Die Jacke der Walkerin im Vordergrund war ideal, um mit einer Spotmessung vor der eigentlichen Aufnahme die richtigen Belichtungswerte zu ermitteln.


In freier Natur

Wer draußen ist, muss bloß Richtung Sonne sehen und findet ganz automatisch Gegenlichtmotive. Bäume und Pflanzen, Häuser, Menschen und etliches mehr. Wichtig für die Bildgestaltung ist dabei der Sonnenstand. Steht die Sonne hoch am Himmel, ist das Licht eher kühl und blau, je weiter die Sonne nach unten wandert, desto gelblich-rötlicher werden die Farben.
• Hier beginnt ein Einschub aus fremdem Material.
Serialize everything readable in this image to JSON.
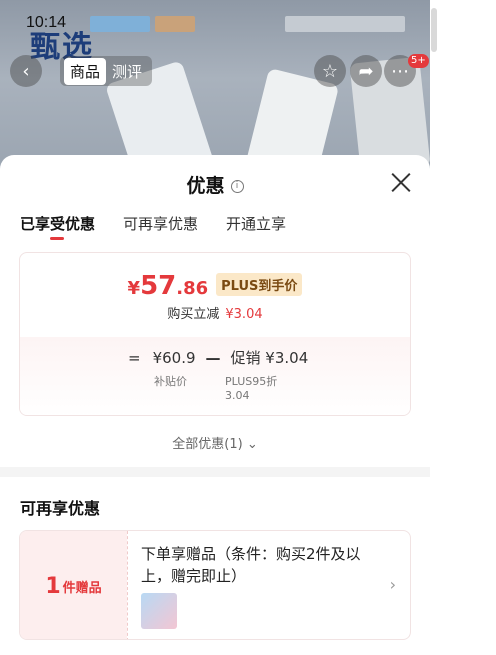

Für romantische Silhouetten von Pferd und Reiter/in sind Abendstimmungen ideal, wer eher auf Fotos im Katalogstil aus ist, der kann auch zur Mittagszeit fotografieren. Ganz praktisch sieht das so aus, dass man sich einen hellen, von der Sonne beschienenen Hintergrund sucht, sein Model z. B. in den Schatten eines Hauses oder eines Baumes stellt, und die Belichtungswerte dann am Model ermittelt. Der Hintergrund wird extrem hell werden und den Menschen im Vordergrund je nach Lichtrichtung und Intensität mit einer gleißenden Aura versehen.

Bilder

Mit jeder Minute ändert sich die Lichtmenge, die auf den Sensor trifft. Bei Sonnenuntergängen muss man ständig kontrollieren, ob die eingestellten Belichtungswerte noch stimmen.

 
Hier entscheiden Millimeter, welchen Effekt man erzielt. Wird die Kamera ein wenig nach links oder rechts bewegt, ist mehr oder weniger viel von der Sonne hinter den Gondeln des Riesenrads zu sehen. Die Belichtungswerte verändern sich dadurch enorm oder, falls man die Werte zuvor manuell eingestellt hat, bekommt man mehr oder weniger harte Kontraste.

Bilder



Aber nicht nur Menschen sehen im Gegenlicht gut aus, auch Landschaften kann man toll im Gegenlicht arrangieren. Je tiefer die Sonne steht, desto schwärzer wird die Landschaft, wenn man für die Fotos die Belichtung auf den Himmel ausrichtet. Aber Achtung! Richtet man die Kamera in Richtung der untergehen (aufgehenden) Sonne aus, führen schon kleinste Richtungsänderungen zu anderen Belichtungswerten. Auch sollte man die Geschwindigkeit der Sonne nicht unterschätzen. Wer einen Sonnenuntergang mit manuell eingestellten Belichtungswerten fotografiert, muss spätestens alle paar Minuten die Werte kontrollieren und anpassen.

Bilder

Hier hat man es eigentlich gleich mit zwei Lichtquellen zu tun. Die Sonne wird von der Wasseroberfläche des Flusses reflektiert, weshalb der Gegenlichteffekt noch deutlicher ausfällt.


 

Gegenlicht im Studio

Porträts, Produktfotos, Stillleben - all das kann man im Studio stimmungsvoll mit Gegenlicht arrangieren. Bei Porträts arbeitet man oft mit einem sogenannten Effektlicht, das von hinten Glanz auf die Haare oder einen feinen Lichtsaum bringt - eine typische Anwendung von Gegenlicht. Üblicherweise strahlt zusätzlich eine Lampe/Blitz - das Hauptlicht - von schräg vorn auf die Person und das Gegenlicht dient lediglich dazu, die Kontur vom Hintergrund zu trennen.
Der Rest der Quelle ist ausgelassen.